Some investors, such as the Anglican church of Dunedin, have redirected their money away from fossil fuels (or ‘divested’) because they believe they have a moral obligation to. Others just think it makes good financial sense. In December 2013, Bloomberg introduced a tool that allows investors to calculate how much of their money is tied up in carbon-intensive assets likely to be hit by government regulations or carbon pricing.

Meanwhile, the quest to divest has fired up university students, who have a ready-made target: their institutions. (So far in the States more than 40 institutions have divested; others, such as Harvard, are pretty happy with their rate of return.) Mobilisation of millennials is mostly thanks to the global 350.org campaign, which is also targeting the NZ Super Fund to divest the $440 million or so it has tied up in fossil fuels. According to a World Wildlife Fund Report, together NZ Super and ACC have $1 billion invested in coal, gas or oil.

Of course the reason investment in fossil fuels is so profitable is that we all love flying back and forth from Melbourne, shopping at the Book Depository and driving to the supermarket. And when Harvard president Drew Faust declined his students’ divestment campaign, he wrote that he saw a “troubling inconsistency” in boycotting companies whose products we extensively use. “Fossil fuels account for 87 percent of the energy people use around the world to feed, clothe, shelter, heal, comfort and educate themselves,” points out the Center for Industrial Progress’ manifesto.

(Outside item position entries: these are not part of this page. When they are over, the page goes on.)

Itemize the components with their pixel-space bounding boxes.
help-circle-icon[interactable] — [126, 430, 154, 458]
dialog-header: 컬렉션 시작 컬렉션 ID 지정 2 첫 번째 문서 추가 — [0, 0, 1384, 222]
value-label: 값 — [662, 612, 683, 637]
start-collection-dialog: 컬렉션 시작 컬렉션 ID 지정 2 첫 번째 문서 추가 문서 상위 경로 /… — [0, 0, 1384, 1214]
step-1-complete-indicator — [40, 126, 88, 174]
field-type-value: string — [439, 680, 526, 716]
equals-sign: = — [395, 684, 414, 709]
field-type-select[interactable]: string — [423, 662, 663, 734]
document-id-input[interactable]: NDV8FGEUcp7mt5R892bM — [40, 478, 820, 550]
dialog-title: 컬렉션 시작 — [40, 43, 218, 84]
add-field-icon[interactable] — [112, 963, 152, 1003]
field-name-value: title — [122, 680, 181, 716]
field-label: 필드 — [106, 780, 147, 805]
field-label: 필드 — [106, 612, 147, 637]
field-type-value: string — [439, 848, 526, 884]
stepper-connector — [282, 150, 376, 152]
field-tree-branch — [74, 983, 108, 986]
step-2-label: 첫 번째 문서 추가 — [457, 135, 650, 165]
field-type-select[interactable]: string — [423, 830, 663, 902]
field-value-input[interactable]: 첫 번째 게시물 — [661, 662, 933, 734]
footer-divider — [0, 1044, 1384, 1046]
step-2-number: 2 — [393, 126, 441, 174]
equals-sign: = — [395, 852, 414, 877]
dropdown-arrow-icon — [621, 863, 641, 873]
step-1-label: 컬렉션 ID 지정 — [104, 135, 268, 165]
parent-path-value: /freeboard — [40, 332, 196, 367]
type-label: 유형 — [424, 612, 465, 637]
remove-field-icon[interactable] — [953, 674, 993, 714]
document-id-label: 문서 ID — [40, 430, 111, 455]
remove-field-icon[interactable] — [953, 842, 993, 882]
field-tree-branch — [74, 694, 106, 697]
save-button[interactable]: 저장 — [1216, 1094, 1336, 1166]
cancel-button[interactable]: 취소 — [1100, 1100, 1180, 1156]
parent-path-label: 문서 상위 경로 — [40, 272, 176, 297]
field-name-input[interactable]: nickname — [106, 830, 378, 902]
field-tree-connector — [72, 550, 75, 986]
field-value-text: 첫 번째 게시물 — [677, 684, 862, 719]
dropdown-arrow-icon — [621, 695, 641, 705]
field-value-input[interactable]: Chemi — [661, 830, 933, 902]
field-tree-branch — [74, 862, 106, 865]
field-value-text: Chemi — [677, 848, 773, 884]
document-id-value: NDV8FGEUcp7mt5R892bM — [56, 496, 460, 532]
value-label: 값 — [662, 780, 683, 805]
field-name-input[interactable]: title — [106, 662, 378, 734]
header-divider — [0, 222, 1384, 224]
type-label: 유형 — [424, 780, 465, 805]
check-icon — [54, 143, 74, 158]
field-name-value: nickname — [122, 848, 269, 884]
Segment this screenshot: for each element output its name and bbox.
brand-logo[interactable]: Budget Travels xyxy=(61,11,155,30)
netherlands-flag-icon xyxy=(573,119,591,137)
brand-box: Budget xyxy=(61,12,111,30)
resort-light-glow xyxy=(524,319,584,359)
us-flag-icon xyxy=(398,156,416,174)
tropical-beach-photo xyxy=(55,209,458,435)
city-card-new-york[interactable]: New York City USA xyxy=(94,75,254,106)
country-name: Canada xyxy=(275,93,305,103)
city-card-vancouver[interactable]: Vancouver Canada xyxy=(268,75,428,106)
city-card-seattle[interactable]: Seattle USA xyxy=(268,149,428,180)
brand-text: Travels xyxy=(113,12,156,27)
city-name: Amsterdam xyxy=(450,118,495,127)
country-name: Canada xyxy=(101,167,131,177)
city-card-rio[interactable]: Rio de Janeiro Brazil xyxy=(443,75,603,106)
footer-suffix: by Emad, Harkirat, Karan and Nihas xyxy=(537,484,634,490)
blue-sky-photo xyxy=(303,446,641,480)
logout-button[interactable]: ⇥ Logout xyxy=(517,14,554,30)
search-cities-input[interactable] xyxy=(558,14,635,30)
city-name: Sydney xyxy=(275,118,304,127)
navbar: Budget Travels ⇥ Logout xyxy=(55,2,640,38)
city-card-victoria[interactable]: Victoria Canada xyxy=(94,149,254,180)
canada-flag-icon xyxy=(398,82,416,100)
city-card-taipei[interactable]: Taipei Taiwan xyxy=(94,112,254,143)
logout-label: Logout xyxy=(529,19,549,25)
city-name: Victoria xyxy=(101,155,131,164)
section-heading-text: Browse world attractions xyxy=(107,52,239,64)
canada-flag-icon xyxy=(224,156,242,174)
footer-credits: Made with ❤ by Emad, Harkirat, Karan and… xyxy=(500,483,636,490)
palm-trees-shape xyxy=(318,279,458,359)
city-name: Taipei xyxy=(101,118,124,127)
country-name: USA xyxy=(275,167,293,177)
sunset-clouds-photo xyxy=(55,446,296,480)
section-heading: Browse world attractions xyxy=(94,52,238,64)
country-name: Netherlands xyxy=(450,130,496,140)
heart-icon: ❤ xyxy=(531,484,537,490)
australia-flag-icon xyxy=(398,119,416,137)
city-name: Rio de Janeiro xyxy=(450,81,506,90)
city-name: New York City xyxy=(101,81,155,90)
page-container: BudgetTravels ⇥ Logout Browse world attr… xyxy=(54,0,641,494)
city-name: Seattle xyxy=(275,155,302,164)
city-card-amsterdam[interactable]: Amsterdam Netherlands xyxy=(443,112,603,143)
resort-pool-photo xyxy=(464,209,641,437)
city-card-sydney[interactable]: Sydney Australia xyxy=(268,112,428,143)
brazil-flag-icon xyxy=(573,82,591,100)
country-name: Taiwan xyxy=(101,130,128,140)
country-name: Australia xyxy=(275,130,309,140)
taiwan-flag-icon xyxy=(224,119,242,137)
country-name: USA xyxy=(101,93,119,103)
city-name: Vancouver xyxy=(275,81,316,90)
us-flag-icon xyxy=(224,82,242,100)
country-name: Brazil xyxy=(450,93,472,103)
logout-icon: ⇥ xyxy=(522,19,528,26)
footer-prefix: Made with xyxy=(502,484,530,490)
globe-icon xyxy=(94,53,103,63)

The thing is, in the future all of these activities will be fuelled by different means – but we haven’t been forced to invent those means yet. In 2012 the 200 largest oil and gas companies spent $674 billion on locating and preparing new resources; imagine if that went into research and development of renewable energy. Maybe we could take a page from Easter Island, whose inhabitants learned the lesson ‘don’t use up all your natural resources’ by using up all their natural resources. We’ve done that a few times already in different pockets of the planet. It’s time to move on.